The team then completed a more in-depth humanitarian assessment of Petit Goave. This included discussion with the Mayor, Police Commissioner, NGO contacts, hospital administrator and local residents.
Immediate Needs –
- Water purification kits
- Potable water
- Medical supplies and facilities
- Reinstatement of banking infrastructure (little cash in local economy)
- UK ISAR team searched the city centre and found no entrapped victims following the aftershock of 20 January.
- Seven structures were reported collapsed as a result of the aftershock.
- Local civil protection officials have begun to clear debris from collapse sites.
- Certain buildings in the city centre are at risk of further collapse and could threaten surrounding structures.
- A structural engineer from Swiss Humanitarian Aid has commenced a survey of key buildings.
- The engineer from Swiss Humanitarian Aid made an initial assessment that the main hospital building was damaged beyond repair.
- Seven Cuban doctors are working with five local doctors to operate a clinic in the hospital courtyard.
- The hospital administrator reported that medical supplies were very low.
- 50-60 patients are being treated per day.
- The doctors are visiting local IDP camps in an attempt to prevent the spread of disease and because there is no space at the hospital compound.
- The departing USAR team will be leaving its medical supplies at the hospital due to the severe shortages observed.
- The large local IDP camp previously located at the sports field (N18°25’55” by W072°51’41”) has been disbanded by local authorities and the field is now a landing zone for helicopters.
- Other local IDP camps were observed and some residents are living in the street.
- Camp conditions are primitive, with no sanitation, no potable water (river water only), and makeshift materials.
- There are 36,296 households in Petit Goave (2008 UNFPA census)
- Residents reported limited food supplies and a lack of cash access to purchase food.
- The local Market was shut down and empty due to lack of stock.
- Some food was available from street vendors and prices were reported as stable and at market value.
- Fresh bread and vegetables were available from some vendors.
- MINUSTAH is providing potable water from its camp.
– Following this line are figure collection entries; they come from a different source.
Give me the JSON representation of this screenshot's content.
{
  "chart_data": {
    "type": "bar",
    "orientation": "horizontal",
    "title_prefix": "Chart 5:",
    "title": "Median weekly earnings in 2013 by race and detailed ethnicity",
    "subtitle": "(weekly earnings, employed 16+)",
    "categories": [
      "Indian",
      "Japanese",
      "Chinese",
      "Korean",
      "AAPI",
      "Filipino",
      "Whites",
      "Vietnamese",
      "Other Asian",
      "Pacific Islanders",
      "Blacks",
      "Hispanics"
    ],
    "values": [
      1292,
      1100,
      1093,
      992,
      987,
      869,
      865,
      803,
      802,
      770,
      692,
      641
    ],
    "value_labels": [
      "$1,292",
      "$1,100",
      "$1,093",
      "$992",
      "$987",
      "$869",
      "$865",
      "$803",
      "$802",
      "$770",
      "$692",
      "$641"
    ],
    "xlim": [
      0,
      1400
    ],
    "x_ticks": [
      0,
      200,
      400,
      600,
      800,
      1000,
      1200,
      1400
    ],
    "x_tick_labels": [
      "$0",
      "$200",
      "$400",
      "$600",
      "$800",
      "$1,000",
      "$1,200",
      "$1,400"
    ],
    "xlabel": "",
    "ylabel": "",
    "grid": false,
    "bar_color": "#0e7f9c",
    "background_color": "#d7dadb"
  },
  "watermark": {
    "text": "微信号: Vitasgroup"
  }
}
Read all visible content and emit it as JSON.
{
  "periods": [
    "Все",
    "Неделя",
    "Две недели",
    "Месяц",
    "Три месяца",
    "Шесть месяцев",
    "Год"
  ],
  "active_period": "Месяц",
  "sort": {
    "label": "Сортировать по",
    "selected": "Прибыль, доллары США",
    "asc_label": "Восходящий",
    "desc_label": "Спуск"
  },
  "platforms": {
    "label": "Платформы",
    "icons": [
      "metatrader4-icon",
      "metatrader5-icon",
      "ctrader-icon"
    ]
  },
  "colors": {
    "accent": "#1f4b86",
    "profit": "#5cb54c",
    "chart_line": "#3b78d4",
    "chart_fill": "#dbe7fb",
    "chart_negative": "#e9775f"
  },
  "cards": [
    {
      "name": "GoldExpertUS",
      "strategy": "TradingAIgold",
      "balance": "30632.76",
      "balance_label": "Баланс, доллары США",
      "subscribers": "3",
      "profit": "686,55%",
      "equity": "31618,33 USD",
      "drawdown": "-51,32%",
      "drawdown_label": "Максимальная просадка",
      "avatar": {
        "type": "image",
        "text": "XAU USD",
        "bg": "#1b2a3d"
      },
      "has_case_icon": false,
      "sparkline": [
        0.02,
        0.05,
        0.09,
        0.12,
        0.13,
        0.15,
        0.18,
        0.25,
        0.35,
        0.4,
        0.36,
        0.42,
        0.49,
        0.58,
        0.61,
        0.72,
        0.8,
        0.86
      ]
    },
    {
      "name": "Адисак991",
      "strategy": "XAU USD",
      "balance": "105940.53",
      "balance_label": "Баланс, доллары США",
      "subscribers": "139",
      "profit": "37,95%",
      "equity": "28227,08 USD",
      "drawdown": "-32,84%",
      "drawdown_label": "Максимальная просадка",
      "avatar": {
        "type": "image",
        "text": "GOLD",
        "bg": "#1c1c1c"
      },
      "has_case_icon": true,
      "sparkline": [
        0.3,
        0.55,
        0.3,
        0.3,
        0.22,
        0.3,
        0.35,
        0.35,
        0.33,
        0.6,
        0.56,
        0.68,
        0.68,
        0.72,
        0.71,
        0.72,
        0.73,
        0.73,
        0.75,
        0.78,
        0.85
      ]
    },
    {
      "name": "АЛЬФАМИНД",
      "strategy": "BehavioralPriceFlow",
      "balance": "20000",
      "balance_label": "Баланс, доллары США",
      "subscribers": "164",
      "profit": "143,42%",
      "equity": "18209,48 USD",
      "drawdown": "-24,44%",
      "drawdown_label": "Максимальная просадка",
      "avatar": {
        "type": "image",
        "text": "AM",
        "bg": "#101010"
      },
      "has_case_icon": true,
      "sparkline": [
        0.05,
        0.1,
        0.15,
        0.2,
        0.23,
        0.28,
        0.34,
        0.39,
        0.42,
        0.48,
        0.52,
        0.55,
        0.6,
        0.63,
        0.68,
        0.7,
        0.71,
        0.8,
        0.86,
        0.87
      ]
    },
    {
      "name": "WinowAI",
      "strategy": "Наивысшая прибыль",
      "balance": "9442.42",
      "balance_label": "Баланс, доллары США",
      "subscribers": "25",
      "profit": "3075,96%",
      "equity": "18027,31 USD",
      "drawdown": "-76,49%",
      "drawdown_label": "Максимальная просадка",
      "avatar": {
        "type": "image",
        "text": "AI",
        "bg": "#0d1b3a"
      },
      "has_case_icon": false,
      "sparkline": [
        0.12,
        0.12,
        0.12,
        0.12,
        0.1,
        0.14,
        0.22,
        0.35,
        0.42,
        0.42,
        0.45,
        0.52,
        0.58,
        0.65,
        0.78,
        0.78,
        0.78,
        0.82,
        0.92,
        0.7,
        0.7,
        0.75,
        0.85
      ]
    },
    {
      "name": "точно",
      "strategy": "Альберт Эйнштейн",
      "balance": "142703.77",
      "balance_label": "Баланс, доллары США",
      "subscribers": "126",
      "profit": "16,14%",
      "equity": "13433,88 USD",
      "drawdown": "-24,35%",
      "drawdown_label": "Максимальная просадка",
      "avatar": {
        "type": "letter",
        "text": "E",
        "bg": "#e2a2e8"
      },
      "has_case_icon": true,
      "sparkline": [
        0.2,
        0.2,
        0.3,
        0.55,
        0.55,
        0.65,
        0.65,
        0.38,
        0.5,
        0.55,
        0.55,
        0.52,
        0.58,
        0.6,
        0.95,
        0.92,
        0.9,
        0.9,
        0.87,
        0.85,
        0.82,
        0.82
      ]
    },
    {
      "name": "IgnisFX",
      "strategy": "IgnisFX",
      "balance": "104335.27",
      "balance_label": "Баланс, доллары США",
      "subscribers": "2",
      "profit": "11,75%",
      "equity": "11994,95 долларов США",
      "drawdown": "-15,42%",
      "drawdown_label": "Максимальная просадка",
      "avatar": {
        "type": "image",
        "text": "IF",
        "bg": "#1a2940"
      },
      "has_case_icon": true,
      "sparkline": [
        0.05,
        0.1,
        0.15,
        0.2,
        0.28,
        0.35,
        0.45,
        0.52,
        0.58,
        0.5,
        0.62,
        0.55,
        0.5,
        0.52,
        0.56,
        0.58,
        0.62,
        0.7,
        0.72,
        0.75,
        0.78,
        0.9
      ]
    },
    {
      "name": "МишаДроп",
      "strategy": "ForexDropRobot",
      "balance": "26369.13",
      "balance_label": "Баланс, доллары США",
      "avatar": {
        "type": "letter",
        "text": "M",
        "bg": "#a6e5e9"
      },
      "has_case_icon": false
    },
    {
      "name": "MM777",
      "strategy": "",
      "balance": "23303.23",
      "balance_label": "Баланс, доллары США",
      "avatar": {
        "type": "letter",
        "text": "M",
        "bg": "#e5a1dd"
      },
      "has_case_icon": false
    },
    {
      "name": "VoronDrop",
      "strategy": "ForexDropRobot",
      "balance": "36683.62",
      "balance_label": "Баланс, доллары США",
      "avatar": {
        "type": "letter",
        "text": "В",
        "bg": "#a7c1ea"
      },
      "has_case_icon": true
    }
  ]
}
The hospital is using this water, but residents’ ability to do so is limited by a lack of water containers.
- Water is available from a local river (not treated), but residents report it is not potable.
- No sanitation arrangements were observed in the local IDP camps.
- A large amount of refuse was observed in the streets.
- A local teacher reported schools were closed.
- Local IDP camps are located at some schools.
- The city appears well served by school facilities – most of which appear undamaged.
- Local and UN police are present and visible in the community.
- There were no reports of lawlessness.
- Local IDP camps lack secure perimeters.
- Local officials report that heavy equipment is available, but a lack of fuel is limiting recovery efforts.
- Existing resources are being well-managed by local officials.
- The mayor reported 1077 people dead as a result of the 12 January earthquake.
- Electricity remains off.
- The electric grid has sustained some damage (poles down).
- Local officials state that the population is reluctant to return to their dwellings, due to fear of further aftershocks. This has been reinforced by today’s strong aftershock.
- Local officials and NGOs have established a response coordination group and have identified current needs. The coordination committee can be contacted at email@example.com.
- Local civil protection and community networks are in place and appear to be functioning well, despite a shortage of resources.
- Local officials have managed corpses, although some victims are reported to be still under rubble (when accessed, these are being buried by local officials).
- Swiss Humanitarian Aid is dispatching shelter kits (tent, mattress, kitchen kits, etc.) for 1000 people. Further supplies will be sent for 3000 people total.
- A 15-person Polish medical team will remain in the community until 21 January.
- Swiss Humanitarian Aid is setting up two large tents in the hospital compound.
- Medicins Sans Frontiers and Medicins du Monde were on location at the hospital to provide supplies and support.
- UK ISAR completed a reconnaissance operation for the entire urban area of Petit Goave – no live entrapments found.